Directors in the Caritas network in England and Wales have joined the Salvation Army’s representation to the Chancellor of the Exchequer, expressing concern that many of those who sheltered as part of the Government’s ‘Everyone In’ initiative during the first Covid-19 national lockdown in 2020 have remained without more permanent accommodation. The long-term support needed to tackle the complex reasons for their homelessness, like mental ill health, fleeing domestic violence and addictions, have still to be put in place.

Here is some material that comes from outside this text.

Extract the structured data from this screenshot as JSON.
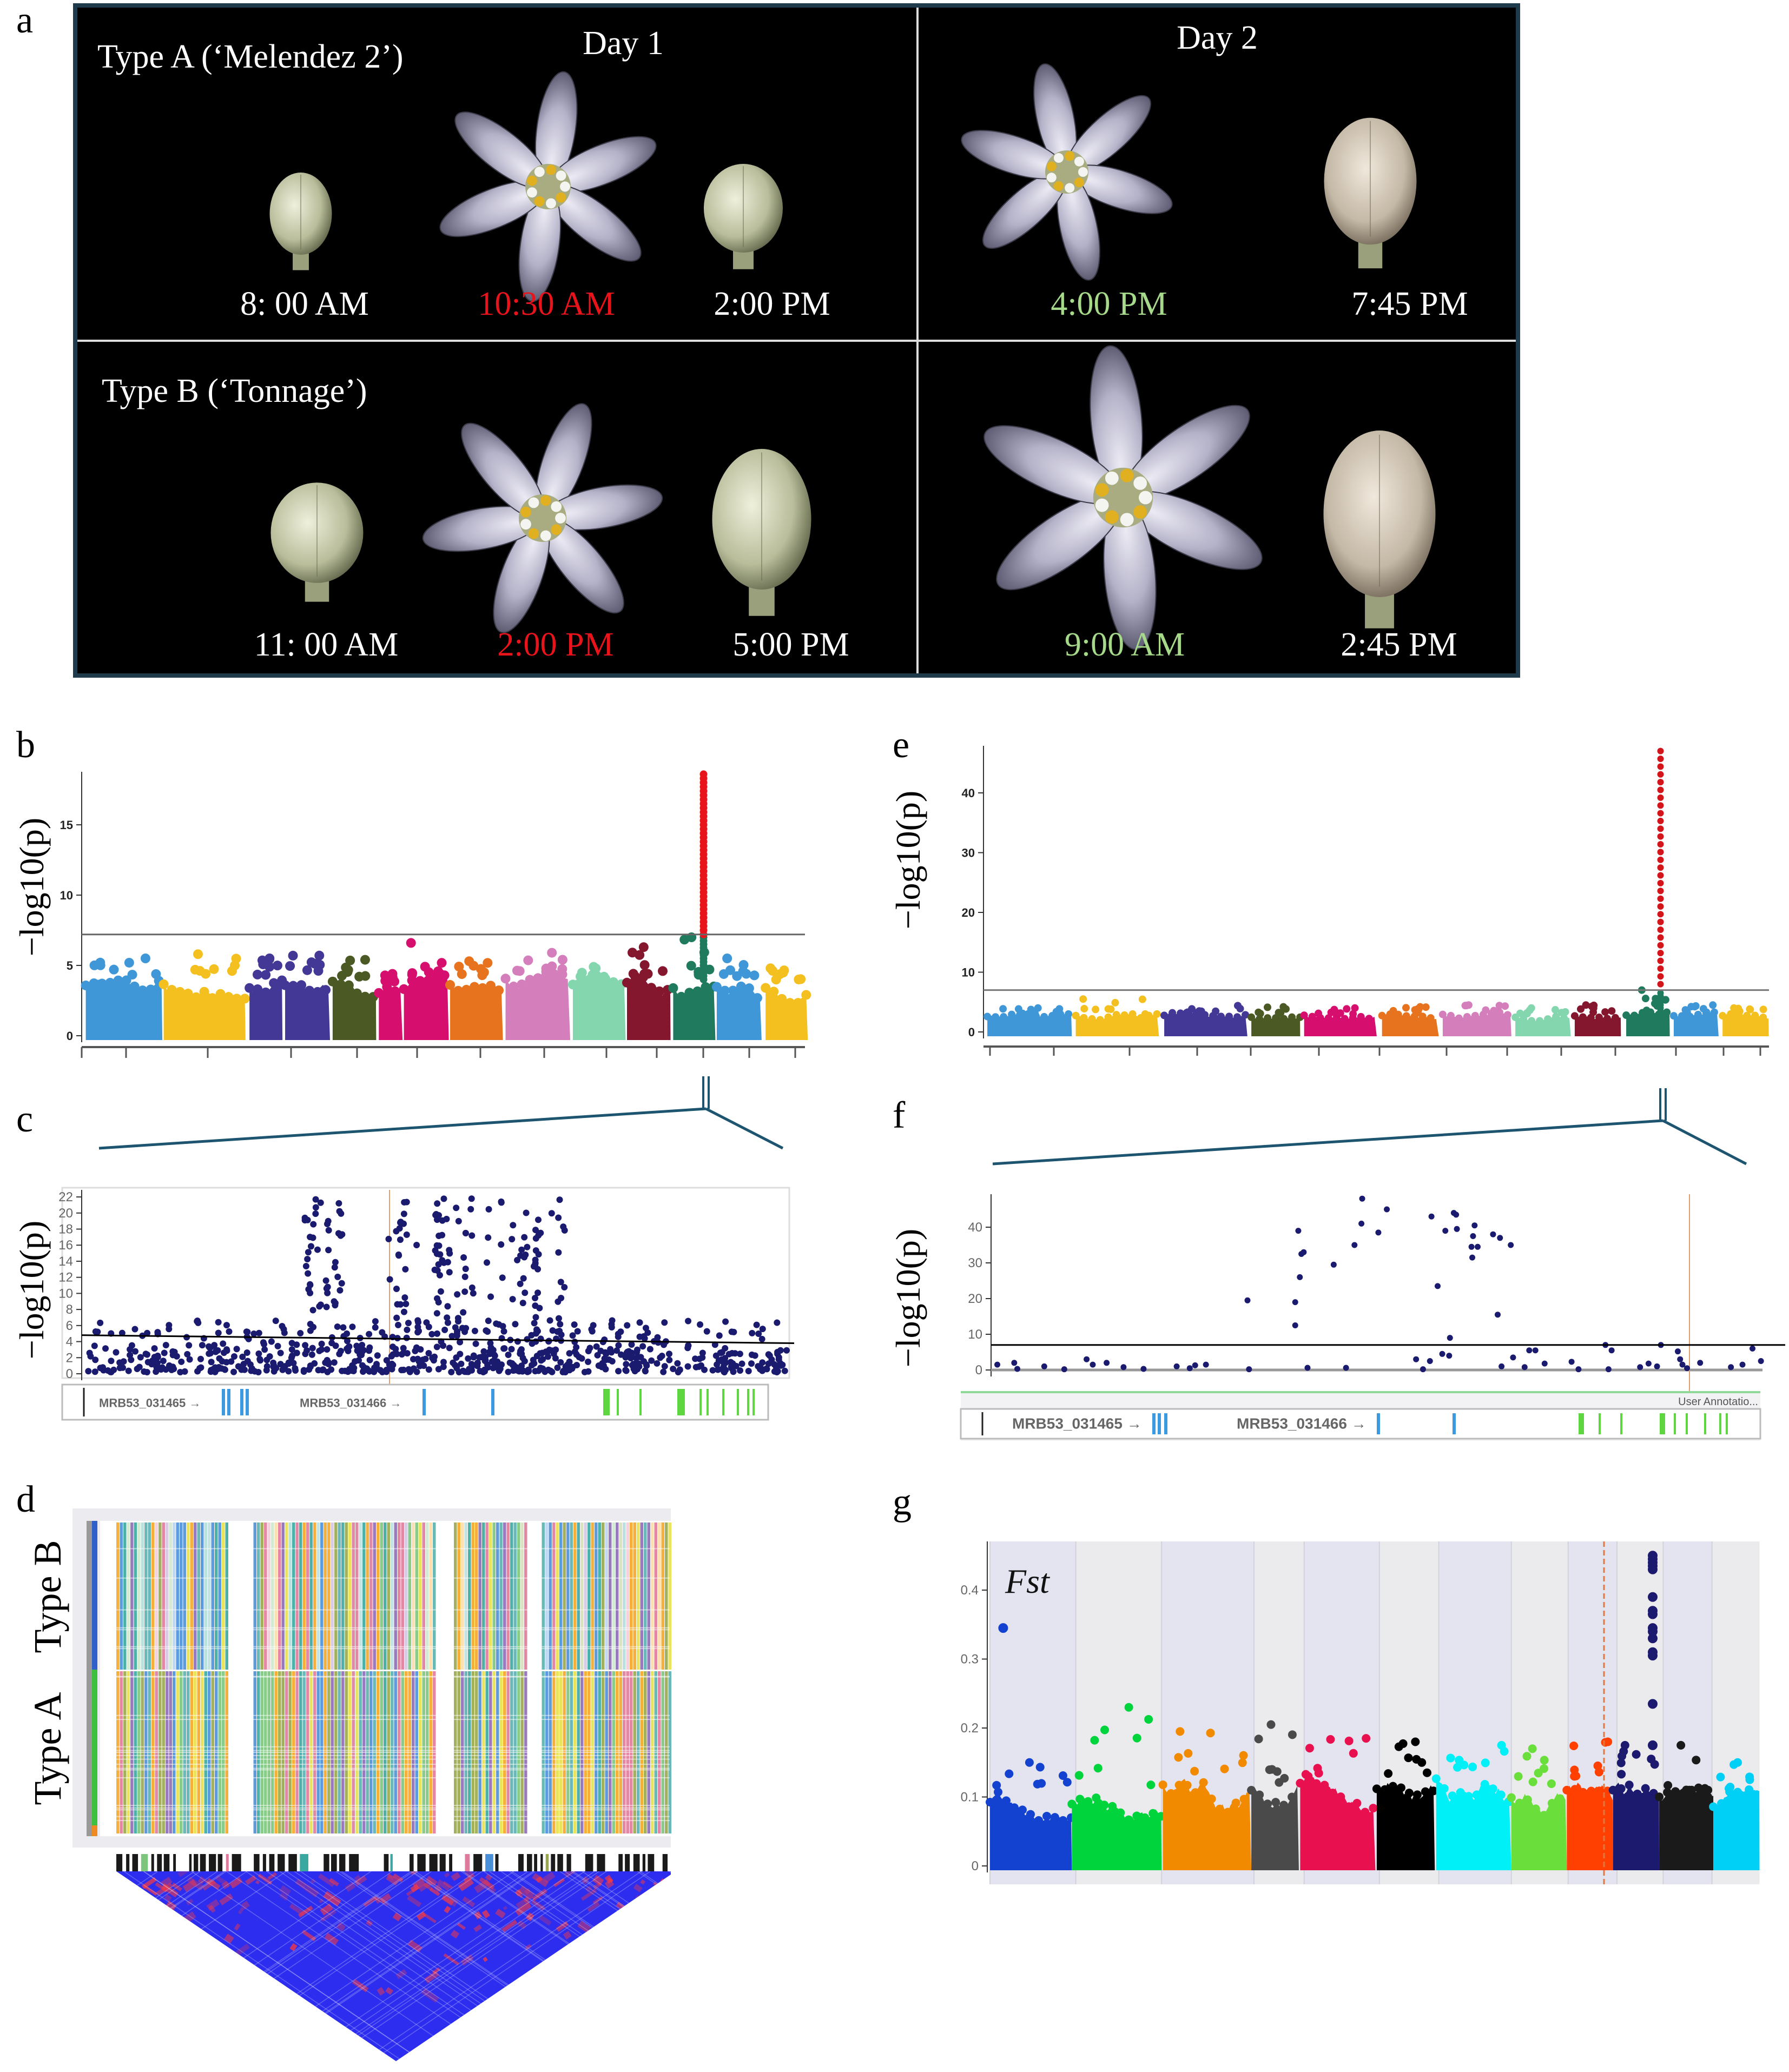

Among signatories to the letter were CSAN Chief Executive Dr Philip McCarthy; Normandie Wragg, CEO of Nugent; Mark Wiggin, Director of Caritas Salford; Andy Keen-Downs, CEO of Pact, and Ben Gilchrist, CEO of Caritas Shrewsbury.
Full text of the letter
As we approach Christmas, our immediate priority must once again be to safely accommodate everyone, especially as the temperatures drop. We welcome the Government’s announcement of the new Protect Programme, which provides an additional £15 million to help source emergency accommodation for people sleeping rough. However, we must not lose sight of our long-term aim to end rough sleeping for good. With this in mind, we ask that the Government use the upcoming one-year Spending Review to continue its recent and much-needed investment in homelessness and rough sleeping across 2021/22.
During the first lockdown, the Government’s initial response to bring ‘everyone in’, was a remarkable feat and showed just what can be achieved with concerted effort. This quick action, undoubtedly saved lives. It meant that nearly 30,000 people were protected from the pandemic with an offer of emergency accommodation. The introduction of the Rough Sleeping Accommodation Programme (RSAP) will also provide crucial housing and support to ensure that people do not have to return to the streets. However, there is much more work to be done to ensure there are sufficient, sustainable housing and support options for everyone who finds themselves sleeping rough, or at risk of doing so, over the coming months and years. There are, for example, over 10,500 people still living in emergency accommodation, such as hotels, who need permanent housing.
We are battling these challenges at an increasingly difficult time, as the numbers of people sleeping rough remain high: the latest Combined Homelessness and Information Network (CHAIN) figures recorded 3,444 people sleeping rough in Greater London between July and September 2020, of which 11% were under-25. A concerning, 55% of these were new rough sleepers, many of whom will have lost stable accommodation as a result of the wider economic downturn caused by the pandemic.
After years of underfunding, which saw levels of homelessness and rough sleeping rise substantially across the 2010s, 2020/21 has seen investment increase significantly in response to the outbreak of Covid-19. The introduction of the RSAP has also seen a positive move towards multi-year funding settlements. Yet, despite this, we’re still none the wiser about what will happen to the majority of homelessness and rough sleeping investment programmes beyond the end of March 2021. To resolve this uncertainty and ensure that the progress that has been made so far is not squandered, the Government should make a significant investment at the one-year Spending Review this month.
The spending round must ensure that (at the very minimum) this year’s level of investment of £700 million in homelessness and rough sleeping is maintained across 2021/22. However, since 2008, nearly £1 billion has been cut from what councils spend on homelessness every year, and so we believe that there is a strong case for Government to begin replacing this lost investment full. As a result, the Government must consider increasing its investment in homelessness and rough sleeping to £1 billion in 2021/22. This will lay the foundation for the necessary secure, multi-year investment required at the Comprehensive Spending Review, when it is convenient to hold one. The Government has a real shot at achieving its manifesto aim of ending rough sleeping by the end of the current Parliament. The Spending Review is the chance to prove its ongoing commitment to this aim and solidify the successes that have already been achieved.